Anubodh "Sunny" Varshney, MD
Dr. Anubodh Sunny Varshney is an Advanced Heart Failure and Transplant Cardiology Fellow at Stanford University. He earned a degree in biomedical engineering at Washington University in St. Louis and his MD from The University of Texas Southwestern Medical School. He completed residency in Internal Medicine and fellowship in Cardiovascular Medicine at Brigham & Women's Hospital/Harvard Medical School. He engages in outcomes and epidemiology research related to cardiogenic shock, mechanical circulatory support, and the interface of drug and device therapies in patients with heart failure.

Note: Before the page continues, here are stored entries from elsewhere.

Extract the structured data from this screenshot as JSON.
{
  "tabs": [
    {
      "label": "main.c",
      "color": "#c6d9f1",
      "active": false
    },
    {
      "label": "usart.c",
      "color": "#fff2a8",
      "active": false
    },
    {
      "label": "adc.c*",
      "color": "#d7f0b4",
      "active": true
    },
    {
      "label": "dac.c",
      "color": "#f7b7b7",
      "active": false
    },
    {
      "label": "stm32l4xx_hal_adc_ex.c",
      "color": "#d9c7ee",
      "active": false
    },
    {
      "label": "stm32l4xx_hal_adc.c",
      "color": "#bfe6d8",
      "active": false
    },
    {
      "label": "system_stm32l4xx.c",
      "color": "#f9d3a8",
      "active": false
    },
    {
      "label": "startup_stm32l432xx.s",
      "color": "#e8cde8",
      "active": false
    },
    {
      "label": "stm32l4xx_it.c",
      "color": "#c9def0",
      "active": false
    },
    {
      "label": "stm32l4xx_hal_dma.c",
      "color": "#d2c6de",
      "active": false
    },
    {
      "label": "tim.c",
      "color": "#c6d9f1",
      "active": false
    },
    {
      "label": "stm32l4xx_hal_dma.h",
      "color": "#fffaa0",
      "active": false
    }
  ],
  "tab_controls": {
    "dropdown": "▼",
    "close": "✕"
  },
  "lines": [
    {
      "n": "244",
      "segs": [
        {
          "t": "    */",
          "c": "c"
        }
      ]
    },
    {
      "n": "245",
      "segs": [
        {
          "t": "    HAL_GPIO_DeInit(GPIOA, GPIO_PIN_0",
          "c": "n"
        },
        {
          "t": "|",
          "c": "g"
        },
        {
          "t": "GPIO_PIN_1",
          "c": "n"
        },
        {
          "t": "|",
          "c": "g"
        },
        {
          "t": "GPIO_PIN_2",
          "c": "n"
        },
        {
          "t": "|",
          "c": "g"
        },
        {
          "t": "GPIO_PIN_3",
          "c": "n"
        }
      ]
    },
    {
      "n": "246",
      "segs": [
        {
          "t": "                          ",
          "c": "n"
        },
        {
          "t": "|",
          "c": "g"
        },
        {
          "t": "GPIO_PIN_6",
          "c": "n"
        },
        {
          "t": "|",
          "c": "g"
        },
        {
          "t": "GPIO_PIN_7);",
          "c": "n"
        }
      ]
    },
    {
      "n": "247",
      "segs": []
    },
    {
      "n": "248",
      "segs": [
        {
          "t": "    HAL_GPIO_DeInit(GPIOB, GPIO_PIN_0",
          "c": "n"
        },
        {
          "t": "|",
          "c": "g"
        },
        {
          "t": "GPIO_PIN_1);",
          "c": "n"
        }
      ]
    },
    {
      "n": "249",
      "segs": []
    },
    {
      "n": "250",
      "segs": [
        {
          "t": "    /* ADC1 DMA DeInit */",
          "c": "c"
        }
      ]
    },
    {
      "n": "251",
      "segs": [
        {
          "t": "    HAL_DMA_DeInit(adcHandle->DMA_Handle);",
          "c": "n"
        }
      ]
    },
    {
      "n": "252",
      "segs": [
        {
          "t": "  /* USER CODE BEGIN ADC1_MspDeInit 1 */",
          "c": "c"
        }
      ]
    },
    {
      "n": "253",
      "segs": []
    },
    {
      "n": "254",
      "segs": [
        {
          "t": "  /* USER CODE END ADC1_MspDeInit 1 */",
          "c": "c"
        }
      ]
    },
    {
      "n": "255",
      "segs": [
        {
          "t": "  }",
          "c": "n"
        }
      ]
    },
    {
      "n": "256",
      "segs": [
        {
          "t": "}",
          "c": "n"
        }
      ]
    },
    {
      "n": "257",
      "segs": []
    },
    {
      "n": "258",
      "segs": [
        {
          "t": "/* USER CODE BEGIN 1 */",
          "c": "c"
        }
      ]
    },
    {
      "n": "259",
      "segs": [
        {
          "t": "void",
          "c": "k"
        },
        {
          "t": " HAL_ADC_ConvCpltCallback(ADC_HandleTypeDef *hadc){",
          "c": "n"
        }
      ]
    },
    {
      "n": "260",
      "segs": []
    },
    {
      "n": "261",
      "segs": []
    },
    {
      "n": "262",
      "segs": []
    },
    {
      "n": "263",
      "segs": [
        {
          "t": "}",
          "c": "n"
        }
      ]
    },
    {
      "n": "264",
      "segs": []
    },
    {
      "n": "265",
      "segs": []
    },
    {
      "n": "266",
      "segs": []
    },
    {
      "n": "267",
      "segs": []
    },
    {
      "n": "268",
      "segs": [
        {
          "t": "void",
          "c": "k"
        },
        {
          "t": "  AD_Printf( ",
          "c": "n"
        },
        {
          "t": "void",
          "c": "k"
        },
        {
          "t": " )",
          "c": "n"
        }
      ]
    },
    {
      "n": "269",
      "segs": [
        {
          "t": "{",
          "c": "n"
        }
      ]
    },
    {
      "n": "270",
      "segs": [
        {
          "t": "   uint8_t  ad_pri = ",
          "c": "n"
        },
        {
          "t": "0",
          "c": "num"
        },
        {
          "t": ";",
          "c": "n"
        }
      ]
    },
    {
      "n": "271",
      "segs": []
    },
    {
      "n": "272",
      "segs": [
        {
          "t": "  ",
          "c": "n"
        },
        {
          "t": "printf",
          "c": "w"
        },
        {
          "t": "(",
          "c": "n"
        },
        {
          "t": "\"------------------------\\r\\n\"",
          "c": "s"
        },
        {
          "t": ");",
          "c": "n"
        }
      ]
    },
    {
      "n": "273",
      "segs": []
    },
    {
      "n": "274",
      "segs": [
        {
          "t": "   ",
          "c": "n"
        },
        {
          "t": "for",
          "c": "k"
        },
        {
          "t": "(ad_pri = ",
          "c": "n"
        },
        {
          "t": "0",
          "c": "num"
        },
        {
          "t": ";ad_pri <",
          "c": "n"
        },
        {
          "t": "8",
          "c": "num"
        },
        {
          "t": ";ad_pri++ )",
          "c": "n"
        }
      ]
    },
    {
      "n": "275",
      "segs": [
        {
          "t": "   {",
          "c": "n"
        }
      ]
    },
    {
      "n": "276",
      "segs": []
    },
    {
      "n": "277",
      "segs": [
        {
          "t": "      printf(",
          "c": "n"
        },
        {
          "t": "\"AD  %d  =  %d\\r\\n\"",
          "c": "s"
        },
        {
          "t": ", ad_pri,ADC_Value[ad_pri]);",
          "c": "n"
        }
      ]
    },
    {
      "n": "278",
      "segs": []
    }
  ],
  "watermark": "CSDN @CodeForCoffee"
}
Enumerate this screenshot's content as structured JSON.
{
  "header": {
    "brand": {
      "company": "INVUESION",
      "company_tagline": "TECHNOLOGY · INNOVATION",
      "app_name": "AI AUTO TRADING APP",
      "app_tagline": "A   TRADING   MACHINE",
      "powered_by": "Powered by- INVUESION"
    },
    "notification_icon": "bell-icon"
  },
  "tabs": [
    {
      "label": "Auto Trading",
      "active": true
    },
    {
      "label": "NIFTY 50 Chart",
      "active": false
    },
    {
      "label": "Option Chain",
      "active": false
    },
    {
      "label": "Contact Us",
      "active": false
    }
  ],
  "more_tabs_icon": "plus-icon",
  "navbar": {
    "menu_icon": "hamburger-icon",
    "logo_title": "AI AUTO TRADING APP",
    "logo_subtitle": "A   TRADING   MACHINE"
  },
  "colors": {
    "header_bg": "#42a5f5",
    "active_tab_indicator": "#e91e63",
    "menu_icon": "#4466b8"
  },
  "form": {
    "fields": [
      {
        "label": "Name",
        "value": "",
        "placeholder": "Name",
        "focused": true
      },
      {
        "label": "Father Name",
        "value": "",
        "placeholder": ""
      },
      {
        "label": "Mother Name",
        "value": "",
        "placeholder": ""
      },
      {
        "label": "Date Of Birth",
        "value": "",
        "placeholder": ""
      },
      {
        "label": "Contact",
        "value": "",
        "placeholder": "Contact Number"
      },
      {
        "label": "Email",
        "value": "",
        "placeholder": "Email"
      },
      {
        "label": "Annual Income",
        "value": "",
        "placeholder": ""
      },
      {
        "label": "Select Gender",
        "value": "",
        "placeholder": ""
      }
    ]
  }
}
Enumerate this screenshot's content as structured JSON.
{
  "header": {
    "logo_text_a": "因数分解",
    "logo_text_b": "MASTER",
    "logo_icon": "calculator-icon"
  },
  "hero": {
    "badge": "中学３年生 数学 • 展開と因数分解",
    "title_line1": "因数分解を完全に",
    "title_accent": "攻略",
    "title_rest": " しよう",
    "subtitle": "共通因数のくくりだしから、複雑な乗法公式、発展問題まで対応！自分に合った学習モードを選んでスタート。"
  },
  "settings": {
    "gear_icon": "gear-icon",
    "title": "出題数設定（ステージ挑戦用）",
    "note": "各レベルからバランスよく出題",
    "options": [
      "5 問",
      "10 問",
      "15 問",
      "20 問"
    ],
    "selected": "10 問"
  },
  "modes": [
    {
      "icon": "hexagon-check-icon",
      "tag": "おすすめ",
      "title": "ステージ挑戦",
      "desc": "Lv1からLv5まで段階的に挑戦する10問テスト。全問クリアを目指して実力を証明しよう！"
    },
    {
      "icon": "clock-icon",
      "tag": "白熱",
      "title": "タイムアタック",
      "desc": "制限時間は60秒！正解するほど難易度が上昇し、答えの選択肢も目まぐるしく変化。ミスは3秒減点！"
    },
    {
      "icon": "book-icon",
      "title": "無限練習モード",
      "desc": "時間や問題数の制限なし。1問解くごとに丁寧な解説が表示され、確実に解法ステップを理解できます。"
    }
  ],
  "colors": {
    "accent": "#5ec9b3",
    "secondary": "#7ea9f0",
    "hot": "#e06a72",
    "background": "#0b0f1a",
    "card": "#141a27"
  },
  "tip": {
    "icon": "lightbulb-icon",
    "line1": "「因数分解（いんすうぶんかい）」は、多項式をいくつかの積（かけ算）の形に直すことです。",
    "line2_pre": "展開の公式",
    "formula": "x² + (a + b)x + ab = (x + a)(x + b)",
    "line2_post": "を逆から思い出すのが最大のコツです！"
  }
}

Sunny also has experience advising multiple medical technology start-ups and currently serves as a Clinical Advisor at Broadview Ventures. After fellowship training, he plans to pursue a career as a clinical advanced heart failure cardiologist, outcomes researcher, and venture advisor. He intends to combine insights from clinical care and outcomes research to identify persistent unmet medical needs, define benchmark outcomes that next generation technologies should improve upon, and identify target populations for early-stage studies of novel drug and device therapies for patients with heart failure.”
Brian Wayda, MD, MPH
Brian is originally from Pennsylvania and completed his bachelor’s, MPH, and MD training at Yale University. While in medical school, he studied cardiovascular health disparities under the mentorship of Dr. Harlan Krumholz. During his internal medicine residency at Columbia University, his research focused on disparities in heart transplant access and outcomes. He moved on to Stanford for general cardiology fellowship, where he further developed an interest in the “big-picture” questions around heart transplant allocation and policy. Under the mentorship of Dr. Kiran Khush, his current research applies mathematical models and cost-effectiveness analyses to inform heart donor and recipient selection. Prior to his medical training, he worked in sub-Saharan Africa for two years with the Clinton Foundation HIV/AIDS Initiative.